Meisel Music
- Founded: 1926; 99 years ago
- Country of origin: Germany
- Headquarters location: Berlin
- Official website: www.meiselmusic.de

= Meisel Music =

Music publisher in Berlin, Germany

Meisel Music is a German independent music publishing group based in Berlin.

==History==
The company was originally founded in 1926 by the award-winning German operetta and film composer Will Meisel as Edition Meisel & Co. GmbH. The company experienced early success with victories in the German song contest in 1931 and 1932. In 1933 the Meisel catalog, composed almost entirely of songs by Jewish composers and lyricists, was decimated in the wake of Adolf Hitler's new dictatorship, with only seven titles remaining. Edition Meisel & Co. published works by artists such as Walter Kollo, Fred Raymond and Gerhard Winkler. Will Meisel continued to grow the business by actively promoting the publisher's titles with dance orchestra musicians at all major venues, and involving the company in pop festivals and the theater community.
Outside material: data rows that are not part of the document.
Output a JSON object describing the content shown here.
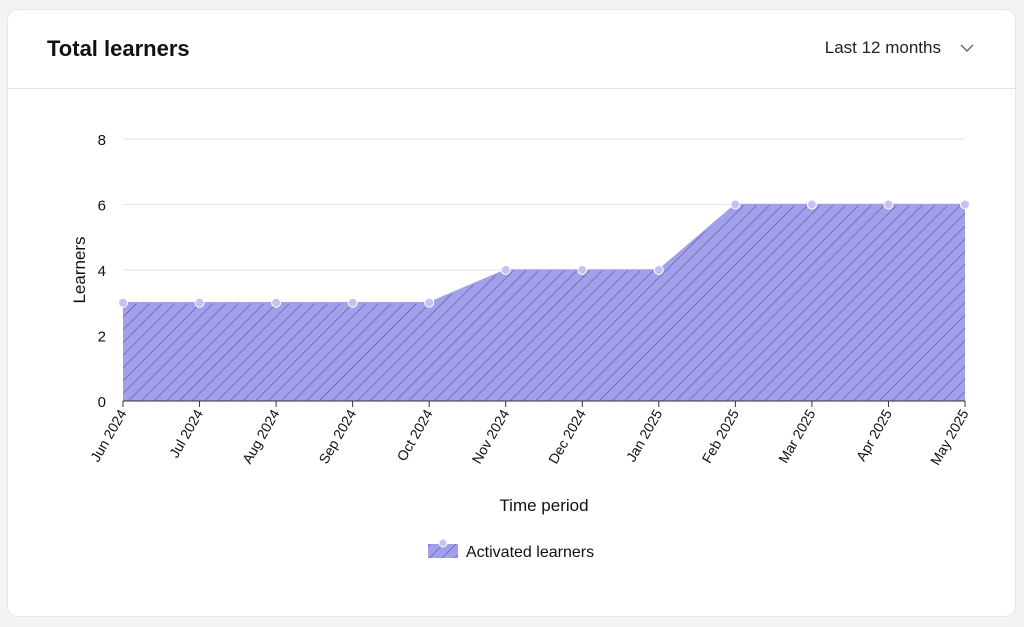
{
  "header": {
    "title": "Total learners",
    "range_selector": {
      "value": "Last 12 months",
      "icon": "chevron-down-icon"
    }
  },
  "chart_data": {
    "type": "area",
    "title": "",
    "xlabel": "Time period",
    "ylabel": "Learners",
    "ylim": [
      0,
      8
    ],
    "yticks": [
      0,
      2,
      4,
      6,
      8
    ],
    "grid": true,
    "legend_position": "bottom",
    "categories": [
      "Jun 2024",
      "Jul 2024",
      "Aug 2024",
      "Sep 2024",
      "Oct 2024",
      "Nov 2024",
      "Dec 2024",
      "Jan 2025",
      "Feb 2025",
      "Mar 2025",
      "Apr 2025",
      "May 2025"
    ],
    "series": [
      {
        "name": "Activated learners",
        "values": [
          3,
          3,
          3,
          3,
          3,
          4,
          4,
          4,
          6,
          6,
          6,
          6
        ],
        "color": "#a3a0ea",
        "hatch_color": "#5550b0",
        "point_color": "#c5c2f3"
      }
    ]
  }
}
During World War II the company's offices were twice destroyed by bombs and rebuilt, with the company eventually establishing new offices at Wittelsbacherstrasse 18 in West Berlin in 1946.

In 1960, Will Meisel's sons Peter and Thomas joined the company and founded Edition Intro Meisel. Will Meisel withdrew from the publishing house in 1962. Under Peter and Thomas' leadership, very successful titles from German pop music were published, including titles by Christian Bruhn, Frank Farian (including all titles by Boney M.), Gunter Gabriel and Drafi Deutscher. The Meisel brothers also focused on producing and recording, and established the Hansa Tonstudio recording studios and Hansa Records.

In 1984, Peter Meisel sold his shares of the company to his brother. In 1985, after a decline in sales both domestically and internationally, Hansa Records was purchased by Bertelsmann Music Group, who merged them with several other labels like Ariola-Eurodisc to form BMG Berlin Musik GmbH/BMG-Ariola. The Meisel Music group later established the Monopol label, through which works by Helga Hahnemann, Max Raabe and the Palastorchester, and the Schöneberg Boys' Choir have been published.

In 1998, Sven Meisel (1966–2016) became the third generation managing director of the Meisel music publishers, a position he held until his death on 6 January 2016. He was succeeded by his wife, Kirsten.